In `bench_runner.toml`, the `flag_effect_plot` table has a `subplots` key which is an array of tables with the following keys:

- `name`: The description of the flags to use in the title.
- `version`: The version series to compare. Should be a 2-part version, e.g. "3.14"
- `head_flags`: A list of flags to use as the head.
- `base_flags`: (optional) A list of flags to use as the base. By default, this is a default build, i.e. no flags.
- `runners`: (optional) A list of nicknames of runners to plot. Defaults to all runners.
- `runner_map`: (optional) If you need to map a runner to a base in a
  different runner, you can provide that mapping here. For example, with
  tail-calling, you may want to compare runners configured to use clang
  against runners configured with the "default compiler" for a given
  platform. The mapping is from the "head" runner nickname to the "base"
  runner nickname. If `runner_map` is not empty, only the "head" runners in
  the map are plotted.

For example:

```toml
[[flag_effect_plot.subplots]]
name = "JIT"
version = "3.14"
head_flags = ["JIT"]

[[flag_effect_plot.subplots]]
name = "Tail calling interpreter"
version = "3.14"
head_flags = ["TAILCALL"]
runners = ["linux_clang"]
runner_map = { linux_clang = "linux" }
```

##### Benchmark longitudinal plot configuration

The benchmark longitudinal plot shows the change over time, per benchmark. The configuration consists of the following keys:

- `base`: The base version
- `version`: The version to track
- `runners`: The runners to show
- `head_flags`: (optional) The flags to use for the head commits
- `base_flags`: (optional) The flags to use for the base commits

#### Purging old data

With a local checkout of your results repository you can perform some maintenance tasks.
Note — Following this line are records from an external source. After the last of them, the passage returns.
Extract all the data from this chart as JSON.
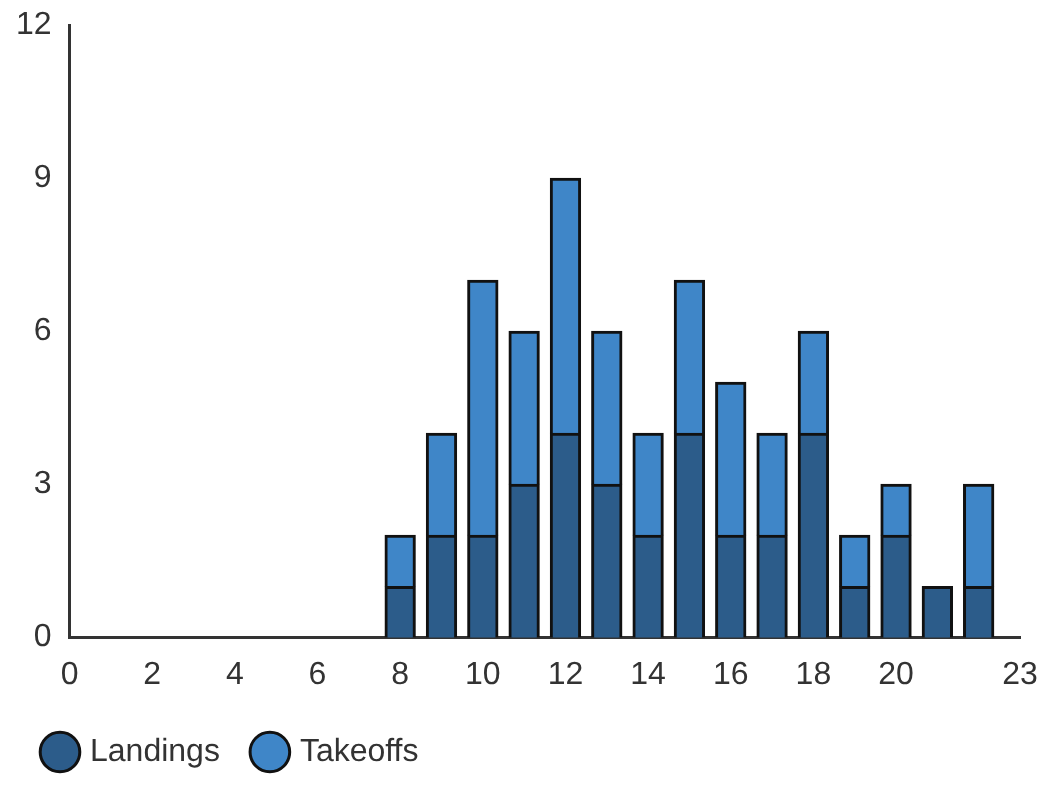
{
  "chart_data": {
    "type": "bar",
    "stacked": true,
    "x": [
      8,
      9,
      10,
      11,
      12,
      13,
      14,
      15,
      16,
      17,
      18,
      19,
      20,
      21,
      22
    ],
    "series": [
      {
        "name": "Landings",
        "color": "#2c5c8a",
        "values": [
          1,
          2,
          2,
          3,
          4,
          3,
          2,
          4,
          2,
          2,
          4,
          1,
          2,
          1,
          1
        ]
      },
      {
        "name": "Takeoffs",
        "color": "#3f86c8",
        "values": [
          1,
          2,
          5,
          3,
          5,
          3,
          2,
          3,
          3,
          2,
          2,
          1,
          1,
          0,
          2
        ]
      }
    ],
    "xlim": [
      0,
      23
    ],
    "xticks": [
      0,
      2,
      4,
      6,
      8,
      10,
      12,
      14,
      16,
      18,
      20,
      23
    ],
    "ylim": [
      0,
      12
    ],
    "yticks": [
      0,
      3,
      6,
      9,
      12
    ],
    "grid": false,
    "legend": "bottom"
  }
}
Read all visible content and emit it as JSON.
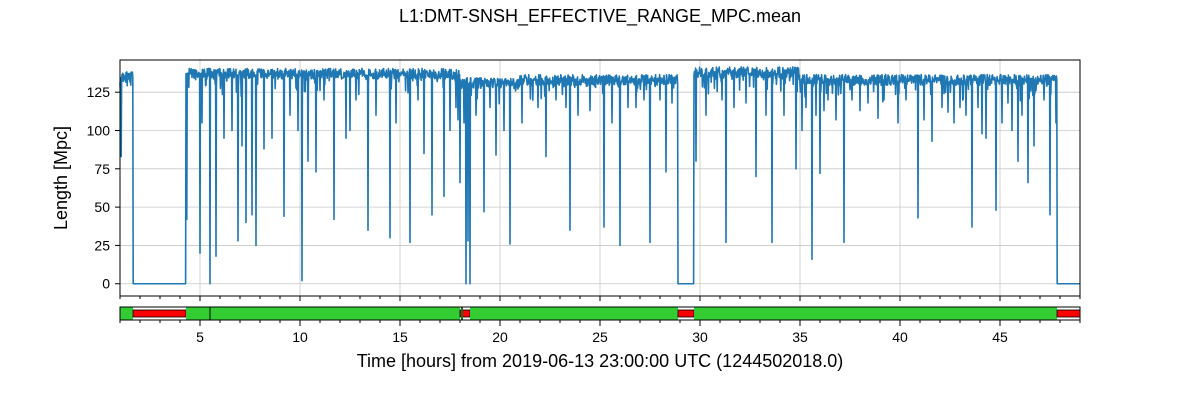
{
  "chart_data": {
    "type": "line",
    "title": "L1:DMT-SNSH_EFFECTIVE_RANGE_MPC.mean",
    "xlabel": "Time [hours] from 2019-06-13 23:00:00 UTC (1244502018.0)",
    "ylabel": "Length [Mpc]",
    "xlim": [
      1,
      49
    ],
    "ylim": [
      -8,
      146
    ],
    "grid": true,
    "x_ticks": [
      5,
      10,
      15,
      20,
      25,
      30,
      35,
      40,
      45
    ],
    "x_tick_labels": [
      "5",
      "10",
      "15",
      "20",
      "25",
      "30",
      "35",
      "40",
      "45"
    ],
    "y_ticks": [
      0,
      25,
      50,
      75,
      100,
      125
    ],
    "y_tick_labels": [
      "0",
      "25",
      "50",
      "75",
      "100",
      "125"
    ],
    "line_color": "#1f77b4",
    "series": [
      {
        "segments": [
          {
            "start": 1.0,
            "end": 1.65,
            "level": 135
          },
          {
            "start": 1.65,
            "end": 4.3,
            "level": 0
          },
          {
            "start": 4.3,
            "end": 18.0,
            "level": 137
          },
          {
            "start": 18.0,
            "end": 21.0,
            "level": 131
          },
          {
            "start": 21.0,
            "end": 28.9,
            "level": 133
          },
          {
            "start": 28.9,
            "end": 29.7,
            "level": 0
          },
          {
            "start": 29.7,
            "end": 35.0,
            "level": 138
          },
          {
            "start": 35.0,
            "end": 47.85,
            "level": 133
          },
          {
            "start": 47.85,
            "end": 49.0,
            "level": 0
          }
        ],
        "dips": [
          [
            1.05,
            83
          ],
          [
            4.35,
            42
          ],
          [
            5.0,
            20
          ],
          [
            5.1,
            105
          ],
          [
            5.5,
            0
          ],
          [
            5.8,
            18
          ],
          [
            6.2,
            95
          ],
          [
            6.6,
            100
          ],
          [
            6.9,
            28
          ],
          [
            7.1,
            90
          ],
          [
            7.3,
            40
          ],
          [
            7.6,
            45
          ],
          [
            7.8,
            25
          ],
          [
            8.2,
            88
          ],
          [
            8.6,
            95
          ],
          [
            9.2,
            44
          ],
          [
            9.5,
            110
          ],
          [
            9.9,
            100
          ],
          [
            10.1,
            2
          ],
          [
            10.4,
            80
          ],
          [
            10.8,
            73
          ],
          [
            11.2,
            120
          ],
          [
            11.7,
            42
          ],
          [
            12.3,
            95
          ],
          [
            12.5,
            100
          ],
          [
            12.8,
            120
          ],
          [
            13.4,
            35
          ],
          [
            13.8,
            110
          ],
          [
            14.5,
            30
          ],
          [
            14.8,
            105
          ],
          [
            15.5,
            27
          ],
          [
            15.9,
            120
          ],
          [
            16.2,
            85
          ],
          [
            16.6,
            45
          ],
          [
            17.2,
            57
          ],
          [
            17.5,
            100
          ],
          [
            17.8,
            115
          ],
          [
            17.9,
            107
          ],
          [
            18.0,
            66
          ],
          [
            18.2,
            105
          ],
          [
            18.3,
            0
          ],
          [
            18.4,
            28
          ],
          [
            18.5,
            0
          ],
          [
            18.8,
            110
          ],
          [
            19.2,
            47
          ],
          [
            19.5,
            115
          ],
          [
            19.8,
            84
          ],
          [
            20.2,
            100
          ],
          [
            20.5,
            26
          ],
          [
            21.1,
            105
          ],
          [
            21.9,
            115
          ],
          [
            22.3,
            83
          ],
          [
            22.8,
            120
          ],
          [
            23.3,
            115
          ],
          [
            23.5,
            35
          ],
          [
            23.9,
            110
          ],
          [
            24.5,
            113
          ],
          [
            25.2,
            37
          ],
          [
            25.6,
            105
          ],
          [
            26.0,
            25
          ],
          [
            26.4,
            115
          ],
          [
            26.8,
            115
          ],
          [
            27.2,
            120
          ],
          [
            27.5,
            27
          ],
          [
            28.0,
            120
          ],
          [
            28.3,
            73
          ],
          [
            28.6,
            118
          ],
          [
            29.8,
            80
          ],
          [
            30.3,
            110
          ],
          [
            31.1,
            120
          ],
          [
            31.3,
            27
          ],
          [
            31.7,
            115
          ],
          [
            32.3,
            118
          ],
          [
            32.8,
            70
          ],
          [
            33.3,
            110
          ],
          [
            33.6,
            27
          ],
          [
            34.2,
            110
          ],
          [
            34.8,
            75
          ],
          [
            35.1,
            100
          ],
          [
            35.3,
            115
          ],
          [
            35.6,
            16
          ],
          [
            35.8,
            110
          ],
          [
            36.0,
            72
          ],
          [
            36.2,
            113
          ],
          [
            36.4,
            120
          ],
          [
            36.8,
            107
          ],
          [
            37.2,
            27
          ],
          [
            37.6,
            120
          ],
          [
            38.0,
            113
          ],
          [
            38.4,
            118
          ],
          [
            38.9,
            108
          ],
          [
            39.2,
            120
          ],
          [
            39.9,
            105
          ],
          [
            40.3,
            120
          ],
          [
            40.9,
            43
          ],
          [
            41.2,
            107
          ],
          [
            41.6,
            93
          ],
          [
            42.1,
            115
          ],
          [
            42.4,
            112
          ],
          [
            42.7,
            105
          ],
          [
            43.0,
            115
          ],
          [
            43.3,
            110
          ],
          [
            43.6,
            37
          ],
          [
            43.9,
            115
          ],
          [
            44.1,
            98
          ],
          [
            44.3,
            95
          ],
          [
            44.8,
            48
          ],
          [
            45.1,
            105
          ],
          [
            45.4,
            118
          ],
          [
            45.6,
            100
          ],
          [
            45.9,
            80
          ],
          [
            46.1,
            110
          ],
          [
            46.4,
            66
          ],
          [
            46.7,
            90
          ],
          [
            47.2,
            120
          ],
          [
            47.5,
            45
          ],
          [
            47.8,
            105
          ]
        ]
      }
    ],
    "state_bar": [
      {
        "start": 1.0,
        "end": 1.65,
        "state": "on"
      },
      {
        "start": 1.65,
        "end": 4.3,
        "state": "off"
      },
      {
        "start": 4.3,
        "end": 18.0,
        "state": "on"
      },
      {
        "start": 18.0,
        "end": 18.5,
        "state": "off"
      },
      {
        "start": 18.5,
        "end": 28.9,
        "state": "on"
      },
      {
        "start": 28.9,
        "end": 29.7,
        "state": "off"
      },
      {
        "start": 29.7,
        "end": 47.85,
        "state": "on"
      },
      {
        "start": 47.85,
        "end": 49.0,
        "state": "off"
      }
    ],
    "state_marks": [
      5.5,
      18.1
    ],
    "state_colors": {
      "on": "#33cc33",
      "off": "#ff0000"
    }
  }
}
Clone your results repository, and then install the correct version of bench_runner into a virtual environment to use the bench_runner command:

```
git clone {YOUR_RESULTS_REPO}
cd {YOUR_RESULTS_REPO}
python -m venv venv
source venv/bin/activate
pip install -r requirements.txt
```

Periodically, you will want to run the `purge` command to remove old results that aren't of a tagged Python release.

```
python -m bench_runner purge
```

To see more options that control what is deleted, run `python -m bench_runner purge --help`.

After purging the results, you will usually want to squash the git history down to a single commit to save space in your repository. **NOTE THAT THIS IS A DESTRUCTIVE OPERATION THAT WILL DELETE OLD DATA.**

```
git checkout --orphan new-main main
git commit -m "Purging old results on ..."

# Overwrite the old master branch reference with the new one
git branch -M new-main main
git push -f origin main
```

### Running

## Developer

To learn how to hack on this project, see the full [developer documentation](DEVELOPER.md).